第23章
刘子弘背靠着安全出口的门,上楼梯居高临下站着抱胸看着他的任天真,下楼梯守着还对他龇牙咧嘴的孙头头,前后被围堵,无处可去,可怜巴巴地抓住背包带。刘子弘:“两位好汉,死也要让我死个明白吧,我究竟干什么不可饶恕的事情了?”任天真:“这东西你哪来的?”刘子弘:“我爸给的。”任天真:“你爸给的?!”孙头头竖了竖拳头:“说——实——话。”刘子弘:“真的是我爸的,我不骗你们。怎么?这不是好东西吗?我是不懂啊,但是老刘可宝贝了。”孙头头:“好,怎么不好,那可真是太好了。”刘子弘:“是吧,我就说,老刘大半夜带回来偷偷摸摸藏起来的肯定是好东西。哎,这要不是我半路截和,这宝贝可就进老刘的保险柜了。”刘子弘一脸邀功的表情。
孙头头:“你怎么想起来要给我?”刘子弘:“这个老话讲的好,滴水之恩当涌泉相报,当初你帮我一把让老刘同意我继续做练习生,那我总要有点表示吧。再说了,你可是我现在的头号预定粉丝,做偶像的给点福利,很正常。”孙头头和任天真面无表情地看着刘子弘,刘子弘尴尬地摸摸鼻子:“哎呀,你们也知道我跟老刘的关系,我就是想让他也难受难受。他说这宝贝能救命,我就想他那些酒肉朋友也不是惜命的人,肯定是又要去讨好什么人的。这玩意要是真的好,那给你们肯定比在他手上有用。”任天真长叹一口气:“你真是坏了你爸的大事。”孙头头:“也坏了我们的大事。”刘子弘:“啊?”孙头头:“你爸说得对,这东西本来真的能救命,救的就是医馆的命,救的就是我们的命,全被你毁了。”
刘子弘一下子慌了,眼睛都瞪大了:“什么意思啊?你别耸人听闻啊,我不是故意的。

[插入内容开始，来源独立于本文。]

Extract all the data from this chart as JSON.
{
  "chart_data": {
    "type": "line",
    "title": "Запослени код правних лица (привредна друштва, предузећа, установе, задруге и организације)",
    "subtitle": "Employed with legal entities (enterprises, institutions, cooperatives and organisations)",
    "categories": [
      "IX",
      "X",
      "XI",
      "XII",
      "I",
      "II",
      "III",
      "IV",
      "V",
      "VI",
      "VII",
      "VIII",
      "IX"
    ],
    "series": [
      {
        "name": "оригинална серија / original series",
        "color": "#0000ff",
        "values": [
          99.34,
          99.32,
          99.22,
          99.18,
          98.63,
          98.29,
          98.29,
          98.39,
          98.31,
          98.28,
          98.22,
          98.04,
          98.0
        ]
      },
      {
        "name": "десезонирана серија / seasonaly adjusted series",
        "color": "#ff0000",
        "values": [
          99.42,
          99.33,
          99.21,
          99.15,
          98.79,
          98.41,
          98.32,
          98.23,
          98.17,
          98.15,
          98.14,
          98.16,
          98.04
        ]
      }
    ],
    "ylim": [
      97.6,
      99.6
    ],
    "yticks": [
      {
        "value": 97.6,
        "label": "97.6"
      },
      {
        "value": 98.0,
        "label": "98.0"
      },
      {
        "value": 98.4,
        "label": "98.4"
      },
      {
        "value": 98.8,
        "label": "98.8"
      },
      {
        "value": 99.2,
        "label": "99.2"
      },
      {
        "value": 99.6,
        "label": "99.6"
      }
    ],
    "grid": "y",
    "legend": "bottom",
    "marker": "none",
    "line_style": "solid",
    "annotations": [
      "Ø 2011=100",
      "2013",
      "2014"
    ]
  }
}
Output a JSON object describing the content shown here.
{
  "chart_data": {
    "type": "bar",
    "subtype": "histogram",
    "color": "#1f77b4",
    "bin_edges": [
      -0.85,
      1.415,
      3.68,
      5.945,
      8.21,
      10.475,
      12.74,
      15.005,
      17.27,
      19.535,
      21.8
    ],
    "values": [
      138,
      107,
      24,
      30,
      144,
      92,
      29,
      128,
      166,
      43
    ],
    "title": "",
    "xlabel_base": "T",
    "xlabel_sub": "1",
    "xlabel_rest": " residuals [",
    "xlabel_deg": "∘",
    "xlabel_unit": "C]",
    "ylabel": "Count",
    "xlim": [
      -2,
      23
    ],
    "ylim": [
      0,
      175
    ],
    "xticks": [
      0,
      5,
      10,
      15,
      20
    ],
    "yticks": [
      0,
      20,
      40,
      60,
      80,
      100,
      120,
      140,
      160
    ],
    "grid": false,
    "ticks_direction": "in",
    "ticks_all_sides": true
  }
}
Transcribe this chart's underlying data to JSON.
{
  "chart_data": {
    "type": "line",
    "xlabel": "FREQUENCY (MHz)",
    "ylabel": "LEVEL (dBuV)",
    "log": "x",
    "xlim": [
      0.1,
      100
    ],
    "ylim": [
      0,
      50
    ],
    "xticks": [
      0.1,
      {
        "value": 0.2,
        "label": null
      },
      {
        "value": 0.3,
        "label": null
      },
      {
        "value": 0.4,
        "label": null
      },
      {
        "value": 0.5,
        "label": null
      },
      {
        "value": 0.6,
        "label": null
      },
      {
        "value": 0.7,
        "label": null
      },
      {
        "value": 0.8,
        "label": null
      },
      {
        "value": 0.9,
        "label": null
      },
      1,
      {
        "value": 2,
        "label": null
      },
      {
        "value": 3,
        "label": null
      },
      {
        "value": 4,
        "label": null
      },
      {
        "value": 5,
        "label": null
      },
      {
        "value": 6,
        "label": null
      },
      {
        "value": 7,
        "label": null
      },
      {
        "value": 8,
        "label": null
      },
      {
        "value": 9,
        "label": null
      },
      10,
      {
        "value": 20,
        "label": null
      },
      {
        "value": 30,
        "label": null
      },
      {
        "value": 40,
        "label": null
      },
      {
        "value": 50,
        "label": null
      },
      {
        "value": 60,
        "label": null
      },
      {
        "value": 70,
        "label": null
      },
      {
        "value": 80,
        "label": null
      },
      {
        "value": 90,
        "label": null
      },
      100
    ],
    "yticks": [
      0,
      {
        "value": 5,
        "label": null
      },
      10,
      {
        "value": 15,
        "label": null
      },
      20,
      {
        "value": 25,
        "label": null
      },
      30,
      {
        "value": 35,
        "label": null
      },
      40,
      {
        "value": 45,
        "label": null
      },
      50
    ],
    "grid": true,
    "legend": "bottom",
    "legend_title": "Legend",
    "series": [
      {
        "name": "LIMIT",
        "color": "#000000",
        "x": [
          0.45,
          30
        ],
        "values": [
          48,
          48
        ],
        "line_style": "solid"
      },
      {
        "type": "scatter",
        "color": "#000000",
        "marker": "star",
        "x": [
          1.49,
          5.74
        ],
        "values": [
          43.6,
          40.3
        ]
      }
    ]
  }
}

”任天真:“现在说什么都晚了,你爸的中医园区已经抵押,师承班也没了办学地点,再来十棵野山参也于事无补。”刘子弘沮丧地说:“为什么我人生每次想做好事的时候结果都是正相反的呢。”孙头头沉痛地拍了拍刘子弘:“弟弟,听姐一句劝,你要不还是准备准备语言考试吧,你这次决定做练习生应该也出不了道了。”这时医师甲的声音传来:“头头,任师找你。”
白茉莉:“我没有哪里不舒服。就是累。”任新正:“累也是症。”孙头头从门缝挤进来。任新正对头头:“问诊是中医非常重要的第一步,你一到关键时刻就没影子了。”孙头头坐下来写。孙头头:“问什么?”任新正:“一问寒热二问汗,三问头身四问便,五问饮食六胸腹,七聋八渴俱当辨,九因脉色查阴阳,十从气味章神见……”孙头头用手机百度:“不对!九问旧病十问因!哈哈!你背错了!”任新正白她一眼:“什么是中医人的眼?”孙头头想了一下:“辨阴阳?”任新正:“能辨阴阳,怎么会错?”任新正转头对白茉莉:“不好意思啊!徒弟不好教,天天还要挑师父的错。”白茉莉忽然眼睛就湿润了:“你让我想起我小时候的钢琴老师。因为她,我后来成为一名教师。”
刚过3点半,幼儿园门口已经围满了翘首以待的家长,一个班接一个班的小朋友们手牵着手跟在老师身后有序地走了出来。乐乐奶奶站在最前头,远远看到乐乐走出来就挥着手迎上去:“乐乐,宝贝呀,奶奶在这里。”领队的班主任老师看到乐乐奶奶一下有些犹豫:“乐乐奶奶,今天怎么是您来接乐乐呀?乐乐妈妈呢?”乐乐奶奶接过乐乐的小书包,疼爱地摸了摸乐乐冒汗的额头:“老师你好。乐乐,告诉老师,你每个周末都要到奶奶家去对不对?”乐乐:“张老师,奶奶家有大汽车,还有比我还高的机器人!”班主任弯下腰看着乐乐:“这么棒呀,那乐乐跟妈妈说了要去奶奶家玩吗?”乐乐奶奶:“张老师是吧,周末乐乐跟我们程莹是知道的,你就放心吧。来乐乐,跟老师说再见,我们回家了。”乐乐:“张老师再见!”班主任:“这……”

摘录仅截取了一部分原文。